The UAA volleyball team upended the nation's 10th-ranked team Tuesday night, a victory that seemed improbable for any number of reasons.
The Seawolves were playing on the road against NCAA Division II powerhouse Western Washington, which is always tough at home in Bellingham. They were playing their fifth match in six days, a stretch that saw them fly from California to Anchorage on Saturday night, then from Anchorage to Seattle on Monday afternoon. They were running a new offense. And, they lost the first two sets.
UAA overcame all of that to beat the Vikings 17-25, 20-25, 25-22, 25-20, 15-7 in the Great Northwest Athletic Conference season opener for both teams.
"I think it's a great victory for us, because we came back from 0-2. The girls are still hungry to get better," UAA coach Chris Green said by phone. "Game 5 was probably the best we played in this match."
Katelynn Zanders and Julia Mackey each ripped four kills to help the Seawolves (7-2 overall, 1-0 GNAC) dominate the decisive set.
Zanders finished with a match-high 25 kills and Mackey totaled 15 on a night when UAA debuted a new offense.

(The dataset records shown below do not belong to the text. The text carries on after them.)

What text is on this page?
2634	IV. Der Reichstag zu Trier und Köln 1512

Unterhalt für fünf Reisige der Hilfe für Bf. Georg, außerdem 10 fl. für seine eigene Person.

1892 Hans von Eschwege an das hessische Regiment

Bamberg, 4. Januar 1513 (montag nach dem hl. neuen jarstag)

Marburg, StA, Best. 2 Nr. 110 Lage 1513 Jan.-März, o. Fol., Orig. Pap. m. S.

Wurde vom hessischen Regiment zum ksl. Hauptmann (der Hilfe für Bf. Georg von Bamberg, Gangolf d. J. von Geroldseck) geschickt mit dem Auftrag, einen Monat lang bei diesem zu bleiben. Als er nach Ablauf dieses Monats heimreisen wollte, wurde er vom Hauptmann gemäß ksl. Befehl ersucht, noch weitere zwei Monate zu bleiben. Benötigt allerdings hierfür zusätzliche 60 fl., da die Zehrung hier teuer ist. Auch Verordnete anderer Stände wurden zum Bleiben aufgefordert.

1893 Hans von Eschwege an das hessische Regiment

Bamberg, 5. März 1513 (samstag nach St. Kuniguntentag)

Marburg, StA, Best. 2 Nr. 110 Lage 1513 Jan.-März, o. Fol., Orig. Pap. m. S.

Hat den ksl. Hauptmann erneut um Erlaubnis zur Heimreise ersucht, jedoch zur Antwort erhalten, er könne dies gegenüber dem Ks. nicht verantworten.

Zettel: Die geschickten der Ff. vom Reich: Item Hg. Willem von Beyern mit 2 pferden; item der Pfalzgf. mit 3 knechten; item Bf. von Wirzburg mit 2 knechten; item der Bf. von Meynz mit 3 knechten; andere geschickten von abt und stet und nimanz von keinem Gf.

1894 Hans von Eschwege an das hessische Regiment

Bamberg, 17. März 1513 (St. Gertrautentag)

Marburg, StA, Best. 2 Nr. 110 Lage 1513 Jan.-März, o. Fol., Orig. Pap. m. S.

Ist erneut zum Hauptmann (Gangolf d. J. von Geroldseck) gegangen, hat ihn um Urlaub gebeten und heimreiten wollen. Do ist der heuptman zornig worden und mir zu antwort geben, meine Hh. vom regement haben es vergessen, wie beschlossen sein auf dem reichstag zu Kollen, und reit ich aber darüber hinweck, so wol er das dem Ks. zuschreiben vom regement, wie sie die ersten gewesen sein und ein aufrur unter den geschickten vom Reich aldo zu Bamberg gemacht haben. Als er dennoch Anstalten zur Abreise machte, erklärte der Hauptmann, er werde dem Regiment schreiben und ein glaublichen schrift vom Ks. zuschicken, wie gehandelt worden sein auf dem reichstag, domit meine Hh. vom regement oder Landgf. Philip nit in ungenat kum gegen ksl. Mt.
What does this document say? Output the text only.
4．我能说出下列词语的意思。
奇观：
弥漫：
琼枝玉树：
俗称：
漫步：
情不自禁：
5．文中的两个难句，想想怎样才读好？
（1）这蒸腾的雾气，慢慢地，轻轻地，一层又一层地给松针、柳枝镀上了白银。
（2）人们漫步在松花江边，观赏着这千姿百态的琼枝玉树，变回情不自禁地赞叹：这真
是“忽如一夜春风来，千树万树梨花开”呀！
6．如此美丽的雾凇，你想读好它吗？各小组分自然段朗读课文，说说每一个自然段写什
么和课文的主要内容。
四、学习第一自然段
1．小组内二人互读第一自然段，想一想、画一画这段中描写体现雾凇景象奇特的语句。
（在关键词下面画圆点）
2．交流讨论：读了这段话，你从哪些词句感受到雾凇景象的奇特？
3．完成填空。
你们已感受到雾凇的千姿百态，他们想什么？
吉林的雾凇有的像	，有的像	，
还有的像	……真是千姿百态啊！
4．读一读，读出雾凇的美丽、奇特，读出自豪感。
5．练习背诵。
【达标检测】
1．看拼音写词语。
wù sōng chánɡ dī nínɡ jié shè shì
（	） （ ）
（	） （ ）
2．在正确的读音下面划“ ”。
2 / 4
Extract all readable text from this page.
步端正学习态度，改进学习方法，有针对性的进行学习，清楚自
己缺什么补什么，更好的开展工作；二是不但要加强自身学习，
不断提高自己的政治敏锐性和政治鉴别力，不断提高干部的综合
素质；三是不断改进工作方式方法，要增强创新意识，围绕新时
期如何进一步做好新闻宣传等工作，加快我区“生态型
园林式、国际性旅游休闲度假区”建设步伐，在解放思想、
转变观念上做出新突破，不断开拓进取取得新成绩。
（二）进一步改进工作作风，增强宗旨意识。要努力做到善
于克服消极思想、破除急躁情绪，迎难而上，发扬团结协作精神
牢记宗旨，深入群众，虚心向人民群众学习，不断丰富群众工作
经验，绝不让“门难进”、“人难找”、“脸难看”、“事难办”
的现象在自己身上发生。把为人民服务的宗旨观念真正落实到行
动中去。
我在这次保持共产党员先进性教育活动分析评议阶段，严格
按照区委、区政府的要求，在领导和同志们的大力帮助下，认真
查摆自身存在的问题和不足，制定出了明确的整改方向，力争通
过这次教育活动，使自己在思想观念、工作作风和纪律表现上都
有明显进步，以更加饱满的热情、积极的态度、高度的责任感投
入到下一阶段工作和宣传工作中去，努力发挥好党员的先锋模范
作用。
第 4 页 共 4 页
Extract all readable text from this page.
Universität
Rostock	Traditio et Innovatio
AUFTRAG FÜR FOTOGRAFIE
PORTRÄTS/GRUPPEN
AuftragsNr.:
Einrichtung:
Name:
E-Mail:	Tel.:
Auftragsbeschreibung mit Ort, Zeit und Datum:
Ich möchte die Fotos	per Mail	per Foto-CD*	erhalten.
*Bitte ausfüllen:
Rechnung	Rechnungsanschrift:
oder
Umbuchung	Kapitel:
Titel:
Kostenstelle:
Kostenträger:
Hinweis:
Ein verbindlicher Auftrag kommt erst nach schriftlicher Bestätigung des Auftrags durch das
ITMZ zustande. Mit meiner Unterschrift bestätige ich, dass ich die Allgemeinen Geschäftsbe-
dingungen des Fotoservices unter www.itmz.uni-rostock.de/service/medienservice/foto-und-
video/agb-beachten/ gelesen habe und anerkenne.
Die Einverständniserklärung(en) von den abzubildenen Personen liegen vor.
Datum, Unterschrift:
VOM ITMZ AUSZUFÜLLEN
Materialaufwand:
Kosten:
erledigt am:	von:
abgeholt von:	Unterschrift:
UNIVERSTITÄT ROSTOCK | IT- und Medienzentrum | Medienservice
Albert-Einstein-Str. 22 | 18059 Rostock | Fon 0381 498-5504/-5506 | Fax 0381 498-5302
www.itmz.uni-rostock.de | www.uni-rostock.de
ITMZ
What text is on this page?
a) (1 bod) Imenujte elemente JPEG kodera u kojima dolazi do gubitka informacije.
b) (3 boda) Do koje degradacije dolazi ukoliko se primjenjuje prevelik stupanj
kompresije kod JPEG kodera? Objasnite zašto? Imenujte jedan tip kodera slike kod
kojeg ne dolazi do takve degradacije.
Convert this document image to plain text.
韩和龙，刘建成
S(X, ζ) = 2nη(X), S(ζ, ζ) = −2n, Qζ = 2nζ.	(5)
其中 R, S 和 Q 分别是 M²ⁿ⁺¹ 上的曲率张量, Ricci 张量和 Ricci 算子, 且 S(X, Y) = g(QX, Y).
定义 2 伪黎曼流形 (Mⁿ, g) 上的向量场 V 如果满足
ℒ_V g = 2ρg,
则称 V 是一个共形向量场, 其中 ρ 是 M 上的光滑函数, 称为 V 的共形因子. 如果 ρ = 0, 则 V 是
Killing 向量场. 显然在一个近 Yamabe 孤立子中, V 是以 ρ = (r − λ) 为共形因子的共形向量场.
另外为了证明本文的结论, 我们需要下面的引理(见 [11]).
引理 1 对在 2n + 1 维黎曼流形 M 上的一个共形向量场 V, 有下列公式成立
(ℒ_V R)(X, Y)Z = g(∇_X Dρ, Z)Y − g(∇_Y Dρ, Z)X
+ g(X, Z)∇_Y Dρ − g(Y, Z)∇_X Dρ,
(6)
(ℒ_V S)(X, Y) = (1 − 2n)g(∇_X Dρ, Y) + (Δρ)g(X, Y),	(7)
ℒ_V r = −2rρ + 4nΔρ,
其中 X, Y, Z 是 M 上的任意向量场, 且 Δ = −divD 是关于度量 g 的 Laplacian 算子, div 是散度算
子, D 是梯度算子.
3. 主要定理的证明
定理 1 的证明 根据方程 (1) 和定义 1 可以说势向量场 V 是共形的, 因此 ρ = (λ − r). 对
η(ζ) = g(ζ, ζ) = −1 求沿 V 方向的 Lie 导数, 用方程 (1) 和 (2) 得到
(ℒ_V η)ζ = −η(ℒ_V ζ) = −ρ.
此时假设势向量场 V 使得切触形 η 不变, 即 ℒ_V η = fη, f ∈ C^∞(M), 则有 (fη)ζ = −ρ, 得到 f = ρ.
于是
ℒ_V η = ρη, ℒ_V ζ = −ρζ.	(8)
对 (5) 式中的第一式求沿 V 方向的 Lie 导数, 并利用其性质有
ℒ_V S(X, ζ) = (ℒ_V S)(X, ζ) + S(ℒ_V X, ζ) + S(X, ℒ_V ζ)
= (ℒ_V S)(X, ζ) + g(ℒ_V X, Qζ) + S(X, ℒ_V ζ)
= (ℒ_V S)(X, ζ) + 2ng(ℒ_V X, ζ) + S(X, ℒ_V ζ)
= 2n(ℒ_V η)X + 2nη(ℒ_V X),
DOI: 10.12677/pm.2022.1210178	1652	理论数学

The Seawolves went from using two setters to one, a move that may have contributed to early hitting woes but ended with sophomore Morgan Hooe dishing out 53 assists while running an attack that saw UAA out-hit Western Washington .167 to .141.
In the first set, the Seawolves hit a dismal minus-.042 and had more hitting errors (10) than kills (eight). In the fifth set, they hit .385 with 12 kills and two errors.
"This is the first time we ran a 5-1 offense," Green said. "The first time you run something new in a game, it can be an adjustment, and maybe that's part of the reason (for the slow start). We just weren't offensively doing the job. All those errors just kill you. We had some silly errors, and we were hitting balls out of bounds and into the net.
"To their credit, we cleaned it up. We got better as the match went along."
During intermission after the second set, the Seawolves regrouped.
"It was not a screaming thing in the locker room, though it could've been," Green said. "We just asked them to get out of their funk and clean it up and be better communicators."
Green said Zanders, who made 70 attack attempts, benefited from a rotation that often put her across the net against Western Washington setter Kristina Tribley. "She was able to get some swings against a shorter blocker," he said.
Hooe, meanwhile, held her own at the net, getting a hand in three of UAA's 12 blocks. The Seawolves outblocked Western Washington 12-9 and had 64 kills to the Vikings' 52.
"The disadvantage of a 5-1 is you have a shorter setter in the front row, but Morgan did a good job and slowed balls down," Green said.
Both teams racked up more than 100 digs, with Quinn Barker (34) and Mackey (30) leading UAA.
Samantha Hutchinson came up with 42 digs and three players hit double-figures in kills for Western Washington (7-3, 0-1).
The crazy schedule continues on Wednesday for the Seawolves, who will drive to Canada for a match against Simon Fraser, which improved to 7-2 Tuesday by beating UAF in three sets. The Wednesday match will be the sixth in seven days for the Seawolves, a demanding stretch that started last week with four matches in three days in a California tournament that ended Saturday. They flew home that night and were back on a plane Monday, headed to Seattle.
The team returns to Anchorage for two GNAC matches at the Alaska Airlines Center — a Saturday match against Montana State-Billings and a Monday match against Seattle Pacific.